Natürlich waren sie interessiert, denn jeder im Lyceum Anwesende hatte Patienten sterben sehen, die unter heftigen Schmerzen im rechten Teil des Unterbauches gelitten hatten. Aber sie reagierten auch höhnisch.
»Ein kleiner Wurm?« meinte ein schielender Arzt namens Sargent. »Ein kleiner rosa Wurm im Bauch?«
»Ein wurmähnlicher Fortsatz, Master«, verbesserte Rob steif. »Mit dem Blinddarm verbunden. Und eiternd.«
»Glens Zeichnungen zeigen keinen wurmähnlichen Fortsatz am Blinddarm«, behauptete Dryfield. »Celsus, Rhazes, Aristoteles, Dioscuri-des - wer von diesen Größen hat über einen Fortsatz geschrieben?« »Keiner. Was nicht bedeutet, daß es ihn nicht gibt.« »Habt Ihr ein Schwein seziert, Master Cole?« fragte Hunne. »Ja.«
»Dann wißt Ihr, daß die Eingeweide eines Schweines die gleichen sind wie die eines Menschen. Habt Ihr am Blinddarm eines Schweines jemals einen Fortsatz bemerkt?«
»Es war ein Schweinewürstchen, Master!« rief ein Witzbold, worauf allgemeines Gelächter einsetzte.
»Das Innere eines Schweines gleicht scheinbar dem eines Menschen«, erklärte Rob geduldig, »aber es gibt kleine Unterschiede. Einer davon ist der kleine Fortsatz am menschlichen Dünndarm.« Er rollte seine Zeichnung
»Der durchsichtige Mann« auf und befestigte sie mit Eisenstiften an der Wand. »Davon spreche ich.
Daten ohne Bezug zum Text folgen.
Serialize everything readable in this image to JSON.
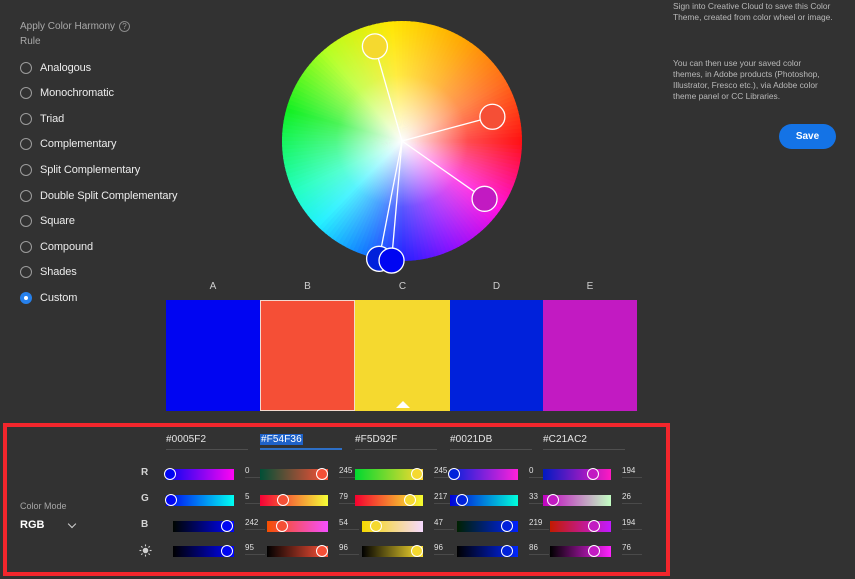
{
  "harmony": {
    "title": "Apply Color Harmony Rule",
    "help_icon": "question-circle-icon",
    "rules": [
      {
        "label": "Analogous",
        "selected": false
      },
      {
        "label": "Monochromatic",
        "selected": false
      },
      {
        "label": "Triad",
        "selected": false
      },
      {
        "label": "Complementary",
        "selected": false
      },
      {
        "label": "Split Complementary",
        "selected": false
      },
      {
        "label": "Double Split Complementary",
        "selected": false
      },
      {
        "label": "Square",
        "selected": false
      },
      {
        "label": "Compound",
        "selected": false
      },
      {
        "label": "Shades",
        "selected": false
      },
      {
        "label": "Custom",
        "selected": true
      }
    ]
  },
  "wheel": {
    "handles": [
      {
        "swatch": "A",
        "color": "#0005F2",
        "hue_deg": 265,
        "saturation": 1.0
      },
      {
        "swatch": "B",
        "color": "#F54F36",
        "hue_deg": 15,
        "saturation": 0.78
      },
      {
        "swatch": "C",
        "color": "#F5D92F",
        "hue_deg": 106,
        "saturation": 0.82,
        "base": true
      },
      {
        "swatch": "D",
        "color": "#0021DB",
        "hue_deg": 259,
        "saturation": 1.0
      },
      {
        "swatch": "E",
        "color": "#C21AC2",
        "hue_deg": 325,
        "saturation": 0.84
      }
    ]
  },
  "swatches": [
    {
      "letter": "A",
      "color": "#0005F2",
      "selected": false,
      "base": false
    },
    {
      "letter": "B",
      "color": "#F54F36",
      "selected": true,
      "base": false
    },
    {
      "letter": "C",
      "color": "#F5D92F",
      "selected": false,
      "base": true
    },
    {
      "letter": "D",
      "color": "#0021DB",
      "selected": false,
      "base": false
    },
    {
      "letter": "E",
      "color": "#C21AC2",
      "selected": false,
      "base": false
    }
  ],
  "editor": {
    "color_mode_label": "Color Mode",
    "color_mode_value": "RGB",
    "channel_labels": [
      "R",
      "G",
      "B"
    ],
    "brightness_icon": "brightness-sun-icon",
    "columns": [
      {
        "hex": "#0005F2",
        "active": false,
        "r": 0,
        "g": 5,
        "b": 242,
        "brightness": 95
      },
      {
        "hex": "#F54F36",
        "active": true,
        "r": 245,
        "g": 79,
        "b": 54,
        "brightness": 96
      },
      {
        "hex": "#F5D92F",
        "active": false,
        "r": 245,
        "g": 217,
        "b": 47,
        "brightness": 96
      },
      {
        "hex": "#0021DB",
        "active": false,
        "r": 0,
        "g": 33,
        "b": 219,
        "brightness": 86
      },
      {
        "hex": "#C21AC2",
        "active": false,
        "r": 194,
        "g": 26,
        "b": 194,
        "brightness": 76
      }
    ]
  },
  "info": {
    "paragraph1": "Sign into Creative Cloud to save this Color Theme, created from color wheel or image.",
    "paragraph2": "You can then use your saved color themes, in Adobe products (Photoshop, Illustrator, Fresco etc.), via Adobe color theme panel or CC Libraries.",
    "save_label": "Save"
  },
  "colors": {
    "background": "#323232",
    "accent": "#1473E6",
    "highlight_border": "#F3262C"
  }
}
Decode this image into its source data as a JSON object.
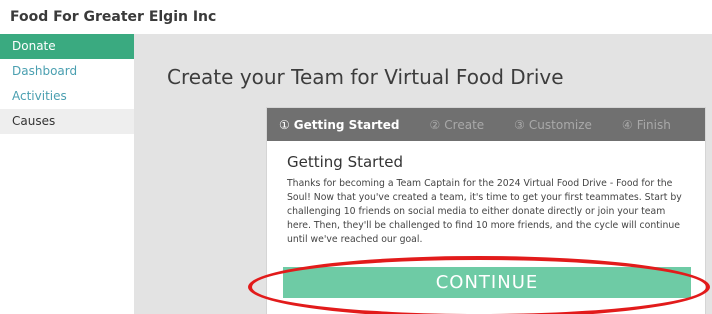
{
  "header": {
    "org_name": "Food For Greater Elgin Inc"
  },
  "sidebar": {
    "items": [
      {
        "label": "Donate"
      },
      {
        "label": "Dashboard"
      },
      {
        "label": "Activities"
      },
      {
        "label": "Causes"
      }
    ]
  },
  "main": {
    "heading": "Create your Team for Virtual Food Drive",
    "wizard": {
      "steps": [
        {
          "num": "①",
          "label": "Getting Started"
        },
        {
          "num": "②",
          "label": "Create"
        },
        {
          "num": "③",
          "label": "Customize"
        },
        {
          "num": "④",
          "label": "Finish"
        }
      ],
      "title": "Getting Started",
      "body": "Thanks for becoming a Team Captain for the 2024 Virtual Food Drive - Food for the Soul! Now that you've created a team, it's time to get your first teammates. Start by challenging 10 friends on social media to either donate directly or join your team here. Then, they'll be challenged to find 10 more friends, and the cycle will continue until we've reached our goal.",
      "continue_label": "CONTINUE"
    }
  },
  "colors": {
    "sidebar_active": "#3aaa80",
    "sidebar_link": "#4a9fb0",
    "continue_button": "#6ecba5",
    "annotation": "#e21b1b"
  }
}
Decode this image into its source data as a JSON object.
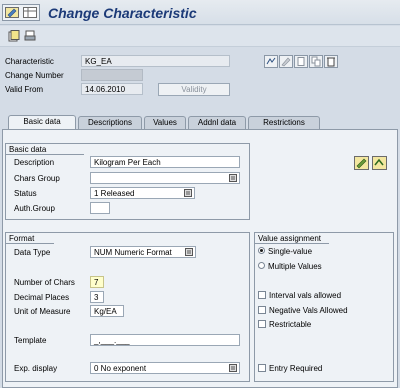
{
  "app": {
    "title": "Change Characteristic"
  },
  "header": {
    "characteristic_label": "Characteristic",
    "characteristic_value": "KG_EA",
    "change_number_label": "Change Number",
    "change_number_value": "",
    "valid_from_label": "Valid From",
    "valid_from_value": "14.06.2010",
    "validity_button": "Validity"
  },
  "tabs": [
    {
      "label": "Basic data",
      "active": true
    },
    {
      "label": "Descriptions"
    },
    {
      "label": "Values"
    },
    {
      "label": "Addnl data"
    },
    {
      "label": "Restrictions"
    }
  ],
  "basic_data": {
    "title": "Basic data",
    "description_label": "Description",
    "description_value": "Kilogram Per Each",
    "chars_group_label": "Chars Group",
    "chars_group_value": "",
    "status_label": "Status",
    "status_value": "1 Released",
    "auth_group_label": "Auth.Group",
    "auth_group_value": ""
  },
  "format": {
    "title": "Format",
    "data_type_label": "Data Type",
    "data_type_value": "NUM Numeric Format",
    "num_chars_label": "Number of Chars",
    "num_chars_value": "7",
    "decimal_places_label": "Decimal Places",
    "decimal_places_value": "3",
    "uom_label": "Unit of Measure",
    "uom_value": "Kg/EA",
    "template_label": "Template",
    "template_value": "_,___.___",
    "exp_display_label": "Exp. display",
    "exp_display_value": "0 No exponent"
  },
  "value_assignment": {
    "title": "Value assignment",
    "single_value_label": "Single-value",
    "single_value_selected": true,
    "multiple_values_label": "Multiple Values",
    "interval_label": "Interval vals allowed",
    "negative_label": "Negative Vals Allowed",
    "restrictable_label": "Restrictable",
    "entry_required_label": "Entry Required"
  },
  "colors": {
    "title": "#1c3a78",
    "background": "#d4dce6",
    "panel": "#eef2f6",
    "required_field": "#ffffcc"
  }
}
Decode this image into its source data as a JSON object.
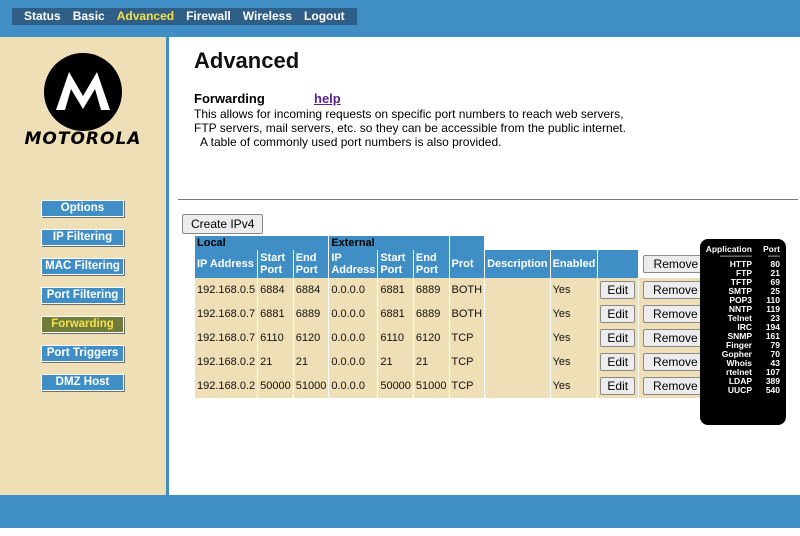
{
  "topnav": {
    "items": [
      "Status",
      "Basic",
      "Advanced",
      "Firewall",
      "Wireless",
      "Logout"
    ],
    "active": "Advanced"
  },
  "brand": {
    "name": "MOTOROLA"
  },
  "sidebar": {
    "items": [
      "Options",
      "IP Filtering",
      "MAC Filtering",
      "Port Filtering",
      "Forwarding",
      "Port Triggers",
      "DMZ Host"
    ],
    "active": "Forwarding"
  },
  "page": {
    "title": "Advanced",
    "section": "Forwarding",
    "help": "help",
    "description_1": "This allows for incoming requests on specific port numbers to reach  web servers,",
    "description_2": "FTP servers, mail servers, etc. so they can be accessible from the public internet.",
    "description_3": "A table of commonly used port numbers is also provided.",
    "create_button": "Create IPv4"
  },
  "table": {
    "group_local": "Local",
    "group_external": "External",
    "headers": [
      "IP Address",
      "Start Port",
      "End Port",
      "IP Address",
      "Start Port",
      "End Port",
      "Prot",
      "Description",
      "Enabled"
    ],
    "remove_all": "Remove All",
    "edit_label": "Edit",
    "remove_label": "Remove",
    "rows": [
      [
        "192.168.0.5",
        "6884",
        "6884",
        "0.0.0.0",
        "6881",
        "6889",
        "BOTH",
        "",
        "Yes"
      ],
      [
        "192.168.0.7",
        "6881",
        "6889",
        "0.0.0.0",
        "6881",
        "6889",
        "BOTH",
        "",
        "Yes"
      ],
      [
        "192.168.0.7",
        "6110",
        "6120",
        "0.0.0.0",
        "6110",
        "6120",
        "TCP",
        "",
        "Yes"
      ],
      [
        "192.168.0.2",
        "21",
        "21",
        "0.0.0.0",
        "21",
        "21",
        "TCP",
        "",
        "Yes"
      ],
      [
        "192.168.0.2",
        "50000",
        "51000",
        "0.0.0.0",
        "50000",
        "51000",
        "TCP",
        "",
        "Yes"
      ]
    ]
  },
  "ports": {
    "header_app": "Application",
    "header_port": "Port",
    "dash_app": "----------------",
    "dash_port": "------",
    "list": [
      [
        "HTTP",
        "80"
      ],
      [
        "FTP",
        "21"
      ],
      [
        "TFTP",
        "69"
      ],
      [
        "SMTP",
        "25"
      ],
      [
        "POP3",
        "110"
      ],
      [
        "NNTP",
        "119"
      ],
      [
        "Telnet",
        "23"
      ],
      [
        "IRC",
        "194"
      ],
      [
        "SNMP",
        "161"
      ],
      [
        "Finger",
        "79"
      ],
      [
        "Gopher",
        "70"
      ],
      [
        "Whois",
        "43"
      ],
      [
        "rtelnet",
        "107"
      ],
      [
        "LDAP",
        "389"
      ],
      [
        "UUCP",
        "540"
      ]
    ]
  },
  "colors": {
    "accent": "#3f8fc6",
    "sidebar": "#efdfb6",
    "active_text": "#f5e04a"
  }
}
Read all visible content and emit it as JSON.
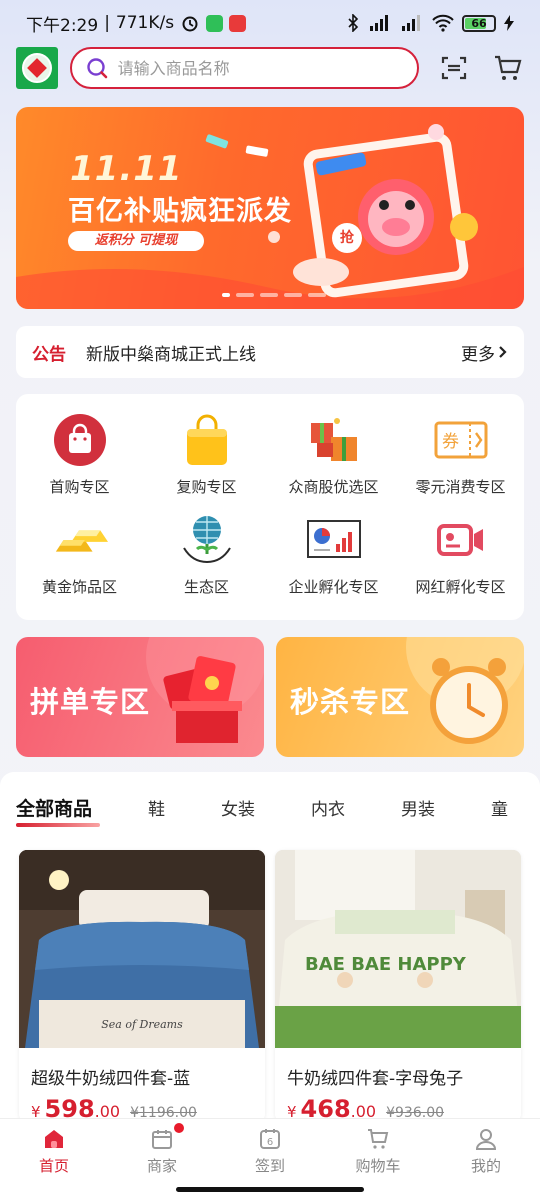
{
  "status_bar": {
    "time": "下午2:29",
    "speed": "771K/s",
    "battery": "66"
  },
  "search": {
    "placeholder": "请输入商品名称"
  },
  "banner": {
    "title_1": "11.11",
    "title_2": "百亿补贴疯狂派发",
    "button": "返积分 可提现",
    "badge": "抢"
  },
  "notice": {
    "tag": "公告",
    "text": "新版中燊商城正式上线",
    "more": "更多"
  },
  "categories": [
    {
      "label": "首购专区",
      "icon": "shopping-bag-icon"
    },
    {
      "label": "复购专区",
      "icon": "gold-bag-icon"
    },
    {
      "label": "众商股优选区",
      "icon": "gift-boxes-icon"
    },
    {
      "label": "零元消费专区",
      "icon": "coupon-icon"
    },
    {
      "label": "黄金饰品区",
      "icon": "gold-bars-icon"
    },
    {
      "label": "生态区",
      "icon": "globe-hands-icon"
    },
    {
      "label": "企业孵化专区",
      "icon": "chart-board-icon"
    },
    {
      "label": "网红孵化专区",
      "icon": "video-camera-icon"
    }
  ],
  "promos": [
    {
      "label": "拼单专区",
      "color": "#f65d6f"
    },
    {
      "label": "秒杀专区",
      "color": "#ffb443"
    }
  ],
  "tabs": [
    "全部商品",
    "鞋",
    "女装",
    "内衣",
    "男装",
    "童"
  ],
  "products": [
    {
      "title": "超级牛奶绒四件套-蓝",
      "yen": "¥",
      "price": "598",
      "decimal": ".00",
      "old_price": "¥1196.00",
      "image_text": "Sea of Dreams"
    },
    {
      "title": "牛奶绒四件套-字母兔子",
      "yen": "¥",
      "price": "468",
      "decimal": ".00",
      "old_price": "¥936.00",
      "image_text": "BAE BAE HAPPY"
    }
  ],
  "tabbar": [
    {
      "label": "首页",
      "icon": "home-icon",
      "active": true
    },
    {
      "label": "商家",
      "icon": "store-icon",
      "badge": true
    },
    {
      "label": "签到",
      "icon": "calendar-icon",
      "day": "6"
    },
    {
      "label": "购物车",
      "icon": "cart-icon"
    },
    {
      "label": "我的",
      "icon": "user-icon"
    }
  ],
  "colors": {
    "brand": "#d61f2f",
    "logo_green": "#19a84a",
    "banner": "#ff6a2c"
  }
}
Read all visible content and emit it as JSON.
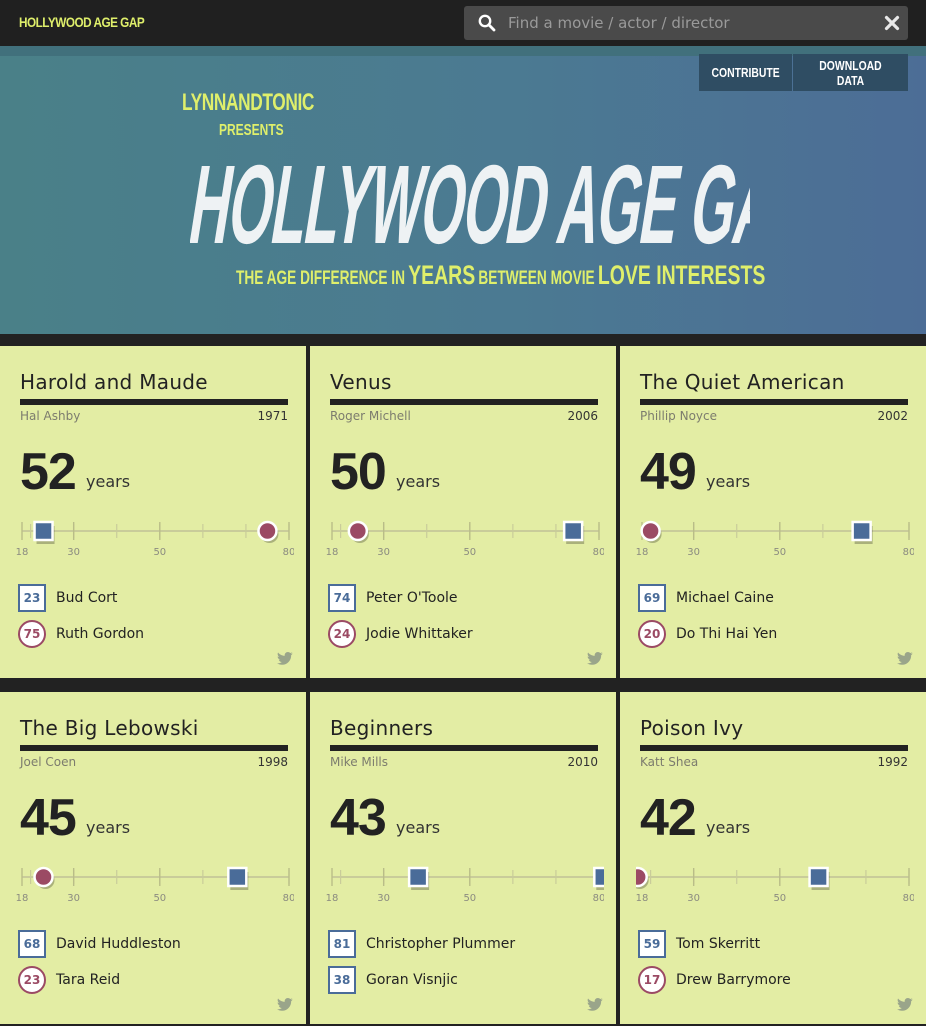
{
  "header": {
    "brand": "HOLLYWOOD AGE GAP",
    "search_placeholder": "Find a movie / actor / director"
  },
  "hero": {
    "presenter": "LYNNANDTONIC",
    "presents": "PRESENTS",
    "title": "HOLLYWOOD AGE GAP",
    "tagline_1": "THE AGE DIFFERENCE IN",
    "tagline_2": "YEARS",
    "tagline_3": "BETWEEN MOVIE",
    "tagline_4": "LOVE INTERESTS",
    "contribute_label": "CONTRIBUTE",
    "download_label": "DOWNLOAD DATA"
  },
  "colors": {
    "accent": "#dfef6b",
    "card_bg": "#e3eda4",
    "male": "#4a6c99",
    "female": "#9b4a64",
    "background": "#222222"
  },
  "icons": [
    "search-icon",
    "close-icon",
    "twitter-icon"
  ],
  "scale": {
    "min": 18,
    "max": 80,
    "ticks": [
      18,
      30,
      50,
      80
    ]
  },
  "unit_label": "years",
  "movies": [
    {
      "title": "Harold and Maude",
      "director": "Hal Ashby",
      "year": "1971",
      "gap": "52",
      "people": [
        {
          "name": "Bud Cort",
          "age": 23,
          "gender": "m"
        },
        {
          "name": "Ruth Gordon",
          "age": 75,
          "gender": "f"
        }
      ]
    },
    {
      "title": "Venus",
      "director": "Roger Michell",
      "year": "2006",
      "gap": "50",
      "people": [
        {
          "name": "Peter O'Toole",
          "age": 74,
          "gender": "m"
        },
        {
          "name": "Jodie Whittaker",
          "age": 24,
          "gender": "f"
        }
      ]
    },
    {
      "title": "The Quiet American",
      "director": "Phillip Noyce",
      "year": "2002",
      "gap": "49",
      "people": [
        {
          "name": "Michael Caine",
          "age": 69,
          "gender": "m"
        },
        {
          "name": "Do Thi Hai Yen",
          "age": 20,
          "gender": "f"
        }
      ]
    },
    {
      "title": "The Big Lebowski",
      "director": "Joel Coen",
      "year": "1998",
      "gap": "45",
      "people": [
        {
          "name": "David Huddleston",
          "age": 68,
          "gender": "m"
        },
        {
          "name": "Tara Reid",
          "age": 23,
          "gender": "f"
        }
      ]
    },
    {
      "title": "Beginners",
      "director": "Mike Mills",
      "year": "2010",
      "gap": "43",
      "people": [
        {
          "name": "Christopher Plummer",
          "age": 81,
          "gender": "m"
        },
        {
          "name": "Goran Visnjic",
          "age": 38,
          "gender": "m"
        }
      ]
    },
    {
      "title": "Poison Ivy",
      "director": "Katt Shea",
      "year": "1992",
      "gap": "42",
      "people": [
        {
          "name": "Tom Skerritt",
          "age": 59,
          "gender": "m"
        },
        {
          "name": "Drew Barrymore",
          "age": 17,
          "gender": "f"
        }
      ]
    }
  ]
}
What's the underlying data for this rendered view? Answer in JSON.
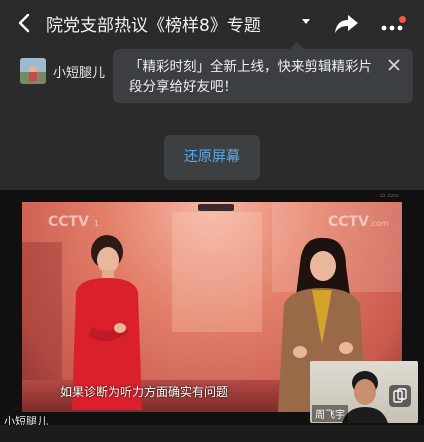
{
  "header": {
    "title": "院党支部热议《榜样8》专题",
    "back_icon": "back-chevron-icon",
    "share_icon": "share-arrow-icon",
    "more_icon": "more-dots-icon",
    "notification_color": "#f25a3a"
  },
  "host": {
    "name": "小短腿儿"
  },
  "tooltip": {
    "text": "「精彩时刻」全新上线，快来剪辑精彩片段分享给好友吧！",
    "close_icon": "close-icon"
  },
  "restore_button": {
    "label": "还原屏幕",
    "color": "#5fa8e8"
  },
  "video": {
    "channel_logo": "CCTV",
    "channel_num": "1",
    "channel_logo_right": "CCTV",
    "channel_domain": ".com",
    "subtitle": "如果诊断为听力方面确实有问题",
    "watermark": "小短腿儿"
  },
  "pip": {
    "name": "周飞宇",
    "switch_icon": "switch-camera-icon"
  }
}
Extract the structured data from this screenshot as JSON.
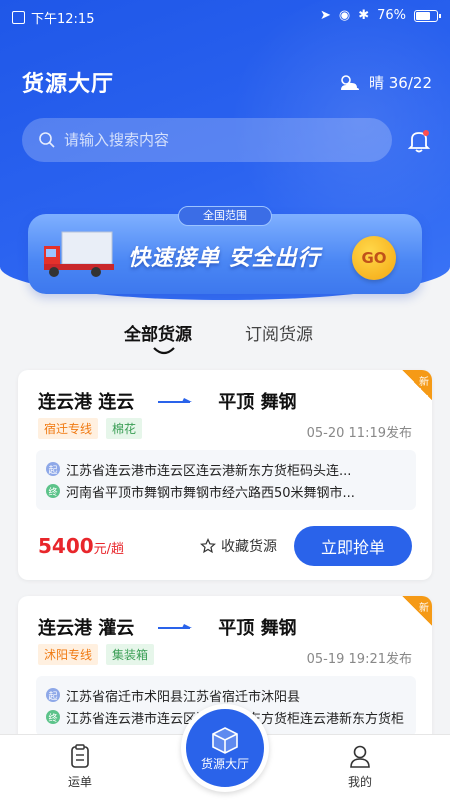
{
  "status_bar": {
    "time": "下午12:15",
    "battery": "76%",
    "battery_level": 0.76
  },
  "header": {
    "title": "货源大厅",
    "weather_text": "晴 36/22"
  },
  "search": {
    "placeholder": "请输入搜索内容"
  },
  "banner": {
    "tag": "全国范围",
    "slogan": "快速接单  安全出行",
    "go_label": "GO"
  },
  "tabs": [
    {
      "label": "全部货源"
    },
    {
      "label": "订阅货源"
    }
  ],
  "cards": [
    {
      "from_city": "连云港",
      "from_district": "连云",
      "to_city": "平顶",
      "to_district": "舞钢",
      "badge": "新",
      "tags": [
        "宿迁专线",
        "棉花"
      ],
      "time": "05-20 11:19发布",
      "start_marker": "起",
      "end_marker": "终",
      "start_address": "江苏省连云港市连云区连云港新东方货柜码头连...",
      "end_address": "河南省平顶市舞钢市舞钢市经六路西50米舞钢市...",
      "price": "5400",
      "price_unit": "元/趟",
      "collect_label": "收藏货源",
      "grab_label": "立即抢单"
    },
    {
      "from_city": "连云港",
      "from_district": "灌云",
      "to_city": "平顶",
      "to_district": "舞钢",
      "badge": "新",
      "tags": [
        "沭阳专线",
        "集装箱"
      ],
      "time": "05-19 19:21发布",
      "start_marker": "起",
      "end_marker": "终",
      "start_address": "江苏省宿迁市术阳县江苏省宿迁市沐阳县",
      "end_address": "江苏省连云港市连云区连云港新东方货柜连云港新东方货柜"
    }
  ],
  "tabbar": {
    "waybill": "运单",
    "center": "货源大厅",
    "mine": "我的"
  },
  "colors": {
    "primary": "#2a63ea",
    "price": "#e8262b",
    "badge": "#f59a16"
  }
}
Der Fortsatz ist hier in einem frühen Stadium der Entzündung dargestellt.«
»Angenommen, das Unterleibsleiden wird genau so verursacht, wie Ihr es beschrieben habt«, sagte ein Arzt mit starkem dänischen Akzent. »Welche Behandlung schlagt Ihr vor?«
»Ich kenne keine Behandlung.« Mißbilligendes Murren ertönte.
»Was spielt es dann überhaupt für eine Rolle, ob wir den Ursprung der Krankheit kennen oder nicht?« Andere stimmten zu, und in ihrem eifrigen Bestreben, sich gegen den Neuankömmling zu stellen, vergaßen die anderen sogar, wie sehr sie die Dänen haßten. »Die Entwicklung der Medizin ist wie das langsame Errichten einer Mauer«, dozierte Rob. »Wir können von Glück reden, wenn wir im Lauf eines Lebens imstande sind, einen einzigen Ziegel zu legen. Wenn wir die Krankheit erklären können, wird vielleicht ein jetzt noch Ungeborener ihre Behandlung ersinnen.« Neuerliches Murren.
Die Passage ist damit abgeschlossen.